Adultos, pero también menores que habitan la zona portuaria y que arriesgan sus vidas para llegar al otro lado. Esta es la historia de cada día, la historia a la que difícilmente se le puede poner un remedio desde que la propia burocracia permite que exista un círculo de trabas que facilita un uso perverso de la protección internacional del asilo amén de un riesgo innecesario para estas personas. Lo que a diario está sucediendo en el puerto es digno de análisis y de toma de decisiones que tengan sentido, que aporten resultados, que sirvan para evitar una inseguridad permitida, que sucede a la vista de todos y que termina desmoralizando a las fuerzas de seguridad, encargadas de evitar que se produzcan estos pases. ¿Qué puede hacerse ante esto?, ¿qué medidas de control deben ejecutarse ya no solo para proteger a los propios inmigrantes sino para recuperar la normalidad en la zona garantizando la tranquilidad a comerciantes y a profesionales del transporte que sufren acosos constantes?

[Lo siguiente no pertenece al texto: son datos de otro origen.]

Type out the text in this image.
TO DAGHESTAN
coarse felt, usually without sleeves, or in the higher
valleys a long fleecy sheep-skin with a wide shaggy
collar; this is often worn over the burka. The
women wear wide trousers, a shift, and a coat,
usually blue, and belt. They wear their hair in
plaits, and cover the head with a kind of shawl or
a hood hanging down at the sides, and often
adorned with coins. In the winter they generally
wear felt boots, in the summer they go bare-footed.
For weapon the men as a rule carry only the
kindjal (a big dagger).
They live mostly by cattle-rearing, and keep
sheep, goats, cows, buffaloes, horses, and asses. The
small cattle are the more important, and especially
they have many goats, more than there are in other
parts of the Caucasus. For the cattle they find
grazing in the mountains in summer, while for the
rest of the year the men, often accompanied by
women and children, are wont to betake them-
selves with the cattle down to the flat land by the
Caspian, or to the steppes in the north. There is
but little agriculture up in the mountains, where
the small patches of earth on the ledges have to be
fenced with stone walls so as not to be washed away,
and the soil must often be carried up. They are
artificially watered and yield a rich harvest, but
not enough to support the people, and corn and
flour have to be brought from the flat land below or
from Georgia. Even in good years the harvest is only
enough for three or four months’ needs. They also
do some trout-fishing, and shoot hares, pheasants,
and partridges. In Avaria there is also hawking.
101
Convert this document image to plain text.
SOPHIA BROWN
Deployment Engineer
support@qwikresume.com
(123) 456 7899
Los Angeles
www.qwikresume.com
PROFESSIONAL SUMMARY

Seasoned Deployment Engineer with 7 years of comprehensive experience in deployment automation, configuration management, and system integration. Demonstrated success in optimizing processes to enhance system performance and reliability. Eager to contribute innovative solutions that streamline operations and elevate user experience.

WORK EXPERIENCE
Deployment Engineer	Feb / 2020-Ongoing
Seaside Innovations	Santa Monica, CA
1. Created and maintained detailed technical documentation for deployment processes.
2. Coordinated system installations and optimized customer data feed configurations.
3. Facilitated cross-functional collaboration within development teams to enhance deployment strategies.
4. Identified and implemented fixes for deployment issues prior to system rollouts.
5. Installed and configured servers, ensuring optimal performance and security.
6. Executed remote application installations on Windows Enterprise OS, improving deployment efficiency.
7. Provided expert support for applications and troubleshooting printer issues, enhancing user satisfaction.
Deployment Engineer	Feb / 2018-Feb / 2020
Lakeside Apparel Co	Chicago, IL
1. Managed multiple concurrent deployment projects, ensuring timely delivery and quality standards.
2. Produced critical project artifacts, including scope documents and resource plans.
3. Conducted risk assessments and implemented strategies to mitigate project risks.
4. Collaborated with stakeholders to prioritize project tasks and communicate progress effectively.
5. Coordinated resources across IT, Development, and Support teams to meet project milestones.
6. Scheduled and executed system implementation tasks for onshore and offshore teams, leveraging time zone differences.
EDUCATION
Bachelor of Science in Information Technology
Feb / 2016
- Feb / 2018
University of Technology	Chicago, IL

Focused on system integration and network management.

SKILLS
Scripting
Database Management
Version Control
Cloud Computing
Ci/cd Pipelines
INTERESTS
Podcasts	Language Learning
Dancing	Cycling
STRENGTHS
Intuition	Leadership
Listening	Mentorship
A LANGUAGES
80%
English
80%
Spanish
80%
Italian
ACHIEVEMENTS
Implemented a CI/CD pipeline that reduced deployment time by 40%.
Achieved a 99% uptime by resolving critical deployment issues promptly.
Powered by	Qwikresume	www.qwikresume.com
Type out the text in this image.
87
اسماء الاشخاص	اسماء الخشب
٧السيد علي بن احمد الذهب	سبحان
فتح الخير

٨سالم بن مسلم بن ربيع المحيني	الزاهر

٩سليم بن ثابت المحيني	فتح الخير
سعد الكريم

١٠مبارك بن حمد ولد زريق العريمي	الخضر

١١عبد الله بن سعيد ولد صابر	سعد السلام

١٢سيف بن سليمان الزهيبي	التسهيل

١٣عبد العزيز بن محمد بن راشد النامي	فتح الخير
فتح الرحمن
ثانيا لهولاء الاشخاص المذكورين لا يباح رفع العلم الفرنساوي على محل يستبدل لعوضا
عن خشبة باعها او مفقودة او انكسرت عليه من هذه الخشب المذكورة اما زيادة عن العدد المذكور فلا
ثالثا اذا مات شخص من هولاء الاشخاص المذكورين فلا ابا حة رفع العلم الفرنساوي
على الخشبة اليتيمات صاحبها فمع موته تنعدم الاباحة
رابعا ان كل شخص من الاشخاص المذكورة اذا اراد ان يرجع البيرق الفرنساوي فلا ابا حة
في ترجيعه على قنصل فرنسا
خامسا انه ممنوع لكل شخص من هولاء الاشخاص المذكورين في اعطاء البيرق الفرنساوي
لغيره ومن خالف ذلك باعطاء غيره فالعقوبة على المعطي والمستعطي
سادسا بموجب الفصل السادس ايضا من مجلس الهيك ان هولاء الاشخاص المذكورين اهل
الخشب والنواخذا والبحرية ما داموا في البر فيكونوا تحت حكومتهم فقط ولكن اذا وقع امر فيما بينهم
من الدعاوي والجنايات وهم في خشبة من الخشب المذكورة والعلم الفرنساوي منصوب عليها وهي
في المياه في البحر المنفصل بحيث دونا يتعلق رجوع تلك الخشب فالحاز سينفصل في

La realidad es que la situación no puede seguir así por más tiempo. Ni mucho menos hacer la vista gorda con la cantidad de menores que están deambulando por la zona, que dormitan en el puerto y que intentan a diario colarse en los barcos. Con ellos mucho menos, primero por la vulnerabilidad; segundo por la necesidad de protección que deben tener; y por último, porque pueden ser víctimas de abusos, de explotación y utilización delictiva por parte de adultos. La solución a lo que sucede en el entorno portuario no compete a las fuerzas de seguridad, convertidas en meras ‘asustadoras’ porque ni tan siquiera tienen capacidad alguna para detener a quienes, siendo residentes del CETI, tienen libertad de movimiento. La solución que debe adoptarse para recuperar el control y la seguridad en la zona tiene que venir de unas administraciones que, a la vista de los hechos, no están siendo capaces de dar con la tecla. De tardar, puede ser demasiado tarde.